Thursday, January 13, 2011


It's a new quarter and I have new classes. One of which is an American Literature class. I'm super excited about it. We have to write response papers every week on what we read, soooo I'll probably be posting those here. I'm just going to pretend that everyone wants to know what I think. we go, and I know it's a bit hypocritical because I'm utilizing technology as we speak to type and post it. But, everyone is a little hypocritical.

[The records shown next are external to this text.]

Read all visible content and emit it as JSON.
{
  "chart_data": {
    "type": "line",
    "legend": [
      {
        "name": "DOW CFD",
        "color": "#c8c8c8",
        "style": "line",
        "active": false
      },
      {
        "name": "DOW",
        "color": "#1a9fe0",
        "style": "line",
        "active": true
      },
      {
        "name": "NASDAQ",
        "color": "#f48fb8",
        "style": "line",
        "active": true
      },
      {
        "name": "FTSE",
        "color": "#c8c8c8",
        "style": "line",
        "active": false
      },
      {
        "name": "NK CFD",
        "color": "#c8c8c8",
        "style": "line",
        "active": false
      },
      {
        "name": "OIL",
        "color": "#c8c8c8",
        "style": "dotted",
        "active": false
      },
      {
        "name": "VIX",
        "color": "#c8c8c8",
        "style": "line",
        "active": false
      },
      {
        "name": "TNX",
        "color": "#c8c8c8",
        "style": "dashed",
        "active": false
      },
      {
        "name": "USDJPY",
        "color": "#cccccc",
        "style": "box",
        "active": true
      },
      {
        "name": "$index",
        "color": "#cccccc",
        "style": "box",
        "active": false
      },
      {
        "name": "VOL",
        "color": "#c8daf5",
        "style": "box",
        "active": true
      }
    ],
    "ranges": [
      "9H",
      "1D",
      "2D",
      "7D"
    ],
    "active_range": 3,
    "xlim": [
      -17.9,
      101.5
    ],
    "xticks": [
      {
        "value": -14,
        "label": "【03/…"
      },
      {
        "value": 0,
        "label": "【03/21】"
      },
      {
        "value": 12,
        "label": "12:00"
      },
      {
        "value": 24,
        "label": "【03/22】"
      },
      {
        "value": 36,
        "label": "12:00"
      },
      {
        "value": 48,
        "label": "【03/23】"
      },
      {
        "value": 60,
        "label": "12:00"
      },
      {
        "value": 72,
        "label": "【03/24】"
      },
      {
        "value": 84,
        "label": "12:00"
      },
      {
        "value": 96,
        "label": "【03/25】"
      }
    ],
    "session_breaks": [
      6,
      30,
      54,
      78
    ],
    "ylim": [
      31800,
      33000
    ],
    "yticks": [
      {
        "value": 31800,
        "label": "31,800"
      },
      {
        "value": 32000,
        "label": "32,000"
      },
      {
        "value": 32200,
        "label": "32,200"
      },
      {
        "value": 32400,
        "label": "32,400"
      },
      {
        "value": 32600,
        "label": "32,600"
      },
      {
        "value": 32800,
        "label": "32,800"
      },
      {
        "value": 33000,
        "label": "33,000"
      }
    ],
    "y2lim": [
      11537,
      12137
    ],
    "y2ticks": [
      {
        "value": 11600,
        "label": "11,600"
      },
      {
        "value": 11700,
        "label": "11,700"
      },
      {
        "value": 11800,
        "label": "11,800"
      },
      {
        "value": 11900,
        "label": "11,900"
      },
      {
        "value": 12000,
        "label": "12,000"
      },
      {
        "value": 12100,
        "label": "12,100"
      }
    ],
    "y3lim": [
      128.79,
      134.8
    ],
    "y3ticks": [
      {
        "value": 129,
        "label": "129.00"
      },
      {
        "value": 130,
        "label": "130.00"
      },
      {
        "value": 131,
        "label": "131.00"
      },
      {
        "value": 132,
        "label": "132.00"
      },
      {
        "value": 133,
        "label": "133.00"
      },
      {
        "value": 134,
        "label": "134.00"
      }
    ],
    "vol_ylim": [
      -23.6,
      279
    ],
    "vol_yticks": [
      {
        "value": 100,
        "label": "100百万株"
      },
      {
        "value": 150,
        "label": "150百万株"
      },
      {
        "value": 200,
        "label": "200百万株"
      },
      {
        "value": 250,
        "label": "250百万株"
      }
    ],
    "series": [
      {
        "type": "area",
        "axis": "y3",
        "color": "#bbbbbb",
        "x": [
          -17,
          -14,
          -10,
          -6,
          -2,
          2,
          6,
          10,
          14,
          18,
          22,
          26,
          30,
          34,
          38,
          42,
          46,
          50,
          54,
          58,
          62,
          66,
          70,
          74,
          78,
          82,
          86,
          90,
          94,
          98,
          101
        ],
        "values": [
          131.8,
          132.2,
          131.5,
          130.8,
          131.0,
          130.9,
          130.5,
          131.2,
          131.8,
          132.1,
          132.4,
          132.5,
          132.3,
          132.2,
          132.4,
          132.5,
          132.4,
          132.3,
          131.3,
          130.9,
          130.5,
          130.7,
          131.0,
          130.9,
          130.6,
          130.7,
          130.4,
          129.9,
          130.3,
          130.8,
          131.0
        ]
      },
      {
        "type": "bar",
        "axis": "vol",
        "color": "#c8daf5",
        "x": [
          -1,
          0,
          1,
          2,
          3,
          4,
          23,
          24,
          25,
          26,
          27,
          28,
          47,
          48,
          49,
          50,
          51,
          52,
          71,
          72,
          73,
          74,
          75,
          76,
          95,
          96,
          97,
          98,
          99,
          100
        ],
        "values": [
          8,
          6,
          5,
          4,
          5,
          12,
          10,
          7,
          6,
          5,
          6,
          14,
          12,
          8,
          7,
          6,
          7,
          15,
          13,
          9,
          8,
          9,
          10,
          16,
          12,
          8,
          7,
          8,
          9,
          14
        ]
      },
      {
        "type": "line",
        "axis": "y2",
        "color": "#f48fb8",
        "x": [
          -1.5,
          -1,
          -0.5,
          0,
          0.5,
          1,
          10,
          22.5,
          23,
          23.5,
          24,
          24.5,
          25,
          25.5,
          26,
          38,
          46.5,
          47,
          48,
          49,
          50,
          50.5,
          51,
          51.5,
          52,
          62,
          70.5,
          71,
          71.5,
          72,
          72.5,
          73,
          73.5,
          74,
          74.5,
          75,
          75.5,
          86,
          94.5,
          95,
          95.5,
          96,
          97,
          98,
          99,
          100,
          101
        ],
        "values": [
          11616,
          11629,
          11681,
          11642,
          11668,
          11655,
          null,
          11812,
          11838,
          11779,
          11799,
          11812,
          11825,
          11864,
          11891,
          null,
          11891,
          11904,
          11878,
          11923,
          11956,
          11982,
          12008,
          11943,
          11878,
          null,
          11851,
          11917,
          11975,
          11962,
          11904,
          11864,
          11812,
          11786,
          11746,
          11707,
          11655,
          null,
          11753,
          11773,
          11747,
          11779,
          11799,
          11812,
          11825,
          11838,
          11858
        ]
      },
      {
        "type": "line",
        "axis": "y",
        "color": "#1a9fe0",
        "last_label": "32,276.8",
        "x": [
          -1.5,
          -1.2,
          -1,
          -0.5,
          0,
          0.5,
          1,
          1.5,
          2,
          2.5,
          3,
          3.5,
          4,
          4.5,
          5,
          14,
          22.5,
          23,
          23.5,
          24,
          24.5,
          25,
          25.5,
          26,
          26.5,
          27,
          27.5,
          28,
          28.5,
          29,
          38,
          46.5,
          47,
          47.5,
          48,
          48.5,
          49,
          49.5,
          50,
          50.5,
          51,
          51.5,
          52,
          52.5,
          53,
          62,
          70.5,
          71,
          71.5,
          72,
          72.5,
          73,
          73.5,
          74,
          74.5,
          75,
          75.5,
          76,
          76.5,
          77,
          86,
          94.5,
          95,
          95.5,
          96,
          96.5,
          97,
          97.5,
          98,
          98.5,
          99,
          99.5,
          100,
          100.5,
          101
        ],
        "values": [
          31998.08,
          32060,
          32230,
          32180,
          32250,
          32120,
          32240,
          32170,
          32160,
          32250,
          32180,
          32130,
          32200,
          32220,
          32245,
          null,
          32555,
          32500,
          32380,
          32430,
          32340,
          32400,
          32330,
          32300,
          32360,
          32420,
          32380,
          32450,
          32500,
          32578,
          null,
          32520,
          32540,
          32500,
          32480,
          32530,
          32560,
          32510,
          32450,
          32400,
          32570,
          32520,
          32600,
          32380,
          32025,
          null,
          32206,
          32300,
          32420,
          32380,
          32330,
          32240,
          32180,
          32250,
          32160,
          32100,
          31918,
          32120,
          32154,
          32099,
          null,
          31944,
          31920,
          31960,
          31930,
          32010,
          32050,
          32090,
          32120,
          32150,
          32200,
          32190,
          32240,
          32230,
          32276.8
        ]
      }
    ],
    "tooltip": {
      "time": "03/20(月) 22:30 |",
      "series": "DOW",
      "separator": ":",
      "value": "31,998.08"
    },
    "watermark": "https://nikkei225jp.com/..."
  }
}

Emerson touched on a subject that I continually see in the world today. In his essay, Self-Reliance, he stated, "The civilized man has built a couch, but has lost the use of his feet…" People are extremely dependent upon their inventions and if left without most of them they would be left in a complete stupor, or even fail to survive. We have become so immersed in the convenient life, so fascinated by producing actions by the click of a button, or without the use of hands that we have lost the ability to use our inherent tools, our body and mind, to complete a task. What saddens me the most is the lack in use of our mind. In the same paragraph, Emerson also stated "notebooks impair his memory…," but today it isn't even the notebook, because it's now rare for people to write anything by hand. We have computers that allow us to send our notes to any device anywhere in the world in a split second. We have phones that instantly remind us what to do, when, where, and why if we want them to. Therefore, our brain realizes it doesn't have to work so hard to remember, so it forgets.
That reminds me of a lecture I listened to on, given by the author Douglas Adams, called Parrots, the Universe and Everything. He tells the story of the kakapo. The kakapo is a large now-flightless parrot, native to New Zealand. At first, the kakapo had no predators; therefore, it had no need to worry or fly, so eventually he lost his ability to fly. Before the Europeans arrived, the kakapo species flourished. But the Europeans introduced rats, dogs, cats, and other predators of the kakapo. But, because the kakapo was new to the idea of something wanting to eat him, he did not run away, and even if he wanted to, he could not fly away. Rapidly, the population of the kakapo dropped from somewhere in the hundreds of thousands to the low forties.
I think that this story says something similar to what Emerson is touching on. Because of convenience, we lose the abilities we would otherwise have, and eventually something might come in defiance of our convenience, and we will be left helpless with no ability to provide for or protect ourselves.
Earlier in Self-Reliance, Emerson states, "Society everywhere is in conspiracy against the manhood of every one of its members." We think we are enhancing and advancing our civilization by providing these new tools and gadgets that do everything we can think to make them do; we believe that these new high-tech tools give us power and superiority. But in reality, these tools are only hurting us in the long run. They are making us lazy, overweight, and dumb. Instead of power, they are making us weak.
In Emerson's The American Scholar, he quotes the proverb, "He that would bring home the wealth of the Indies, must carry out the wealth of the Indies." In the context of today, it might read, "He that would bring home the wealth of the Indies, must get a crane, an airplane, and higher others to carry the wealth of the Indies."
Today, it's rare for someone to rely on themselves, without the use of technology. But because we are so engulfed in it and some of us have never lived without it, it's hard to understand how life could be possible without it. But life is very possible without it, and I think that it's important for us to put ourselves in the situation of not having our treasured technology and conveniences, and understand how to survive without it, in case one day it is compromised.